Another thing to remember is that we were not at war in 1986, even if we had some incidents with the Libyans. The enemy in Top Gun is never identified, although they fly MiGs and have something resembling Soviet insignia on their helmets.
It's been a loooooong time since I saw that film and I have no desire to revisit it, but I could swear that the Lybians or Lybia or at least North Africa was specifically mentioned as the source of trouble that these pilots had immediately rush to confront. I'm much more sure that the carrier they were flying from was in the Mediterranean.



Bright light. Bright light. Uh oh.
The film actually begins "somewhere in the Indian Ocean", and the carrier is the U.S.S. Enterprise. At the end, they refer to a disabled ship trapped in enemy territory, but they never get specific about where.

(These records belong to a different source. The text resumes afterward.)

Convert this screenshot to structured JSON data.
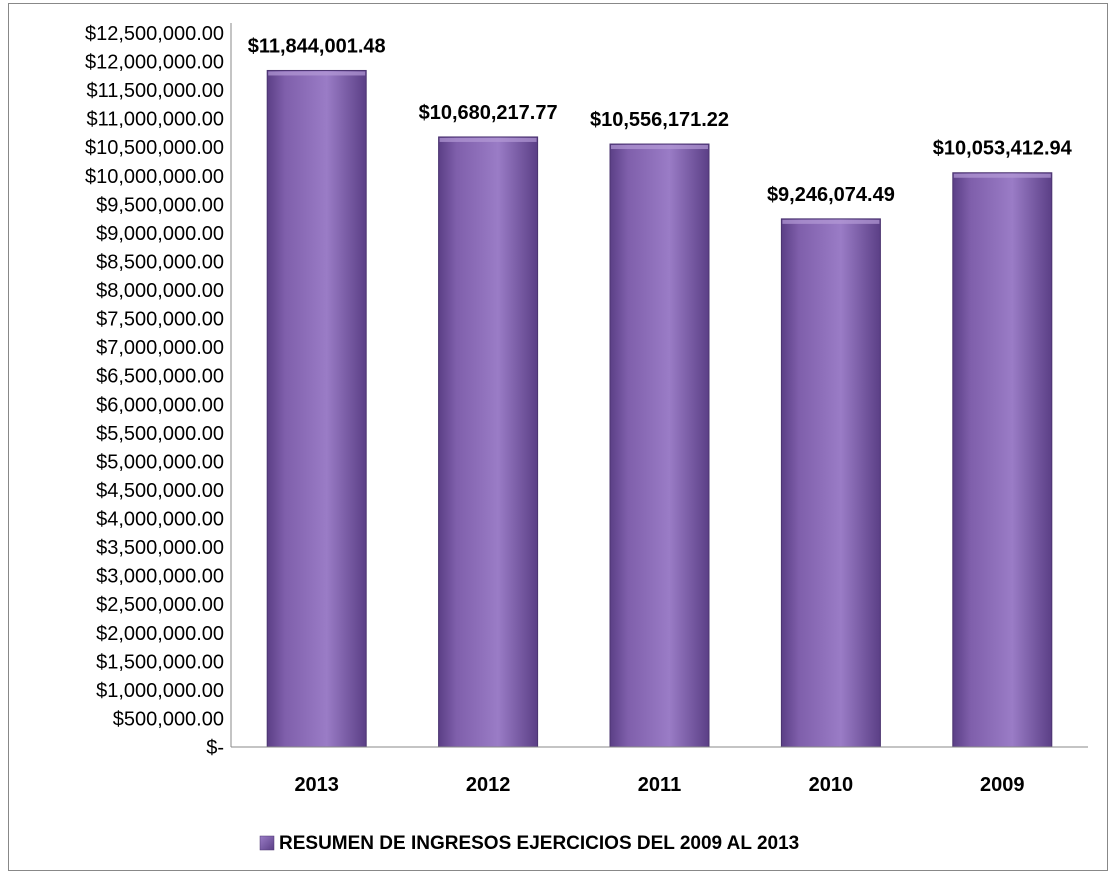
{
  "chart_data": {
    "type": "bar",
    "categories": [
      "2013",
      "2012",
      "2011",
      "2010",
      "2009"
    ],
    "series": [
      {
        "name": "RESUMEN DE INGRESOS EJERCICIOS DEL 2009 AL 2013",
        "values": [
          11844001.48,
          10680217.77,
          10556171.22,
          9246074.49,
          10053412.94
        ],
        "data_labels": [
          "$11,844,001.48",
          "$10,680,217.77",
          "$10,556,171.22",
          "$9,246,074.49",
          "$10,053,412.94"
        ]
      }
    ],
    "ylim": [
      0,
      12500000
    ],
    "ytick_step": 500000,
    "yticks": [
      "$-",
      "$500,000.00",
      "$1,000,000.00",
      "$1,500,000.00",
      "$2,000,000.00",
      "$2,500,000.00",
      "$3,000,000.00",
      "$3,500,000.00",
      "$4,000,000.00",
      "$4,500,000.00",
      "$5,000,000.00",
      "$5,500,000.00",
      "$6,000,000.00",
      "$6,500,000.00",
      "$7,000,000.00",
      "$7,500,000.00",
      "$8,000,000.00",
      "$8,500,000.00",
      "$9,000,000.00",
      "$9,500,000.00",
      "$10,000,000.00",
      "$10,500,000.00",
      "$11,000,000.00",
      "$11,500,000.00",
      "$12,000,000.00",
      "$12,500,000.00"
    ],
    "grid": false,
    "legend_position": "bottom",
    "bar_color": "#7f5fab",
    "bar_color_dark": "#5b3f86",
    "bar_color_light": "#9a7cc6"
  }
}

The film actually begins "somewhere in the Indian Ocean", and the carrier is the U.S.S. Enterprise. At the end, they refer to a disabled ship trapped in enemy territory, but they never get specific about where.
Like I said, Mark, it's been a long, long time since I once saw that movie and very little about it stuck to my memory board. Is the opening scene that you describe the same combat theater that the Top Gun class is called back to after graduation, because I thought I remembered them going back to fly a hotshot combat mission against somebody after leaving class. For some reason, I had the impression that they were on a carrier in the Mediterranean and that the target was definitely Lybia. But maybe that's just a "created memory" from real life facts in the years afterward.



Bright light. Bright light. Uh oh.
Top Gun did come out one month after the U.S. actually bombed Libya in retaliation of a terrorist attack on a Berlin disco where American servicemen died. That could be the connection.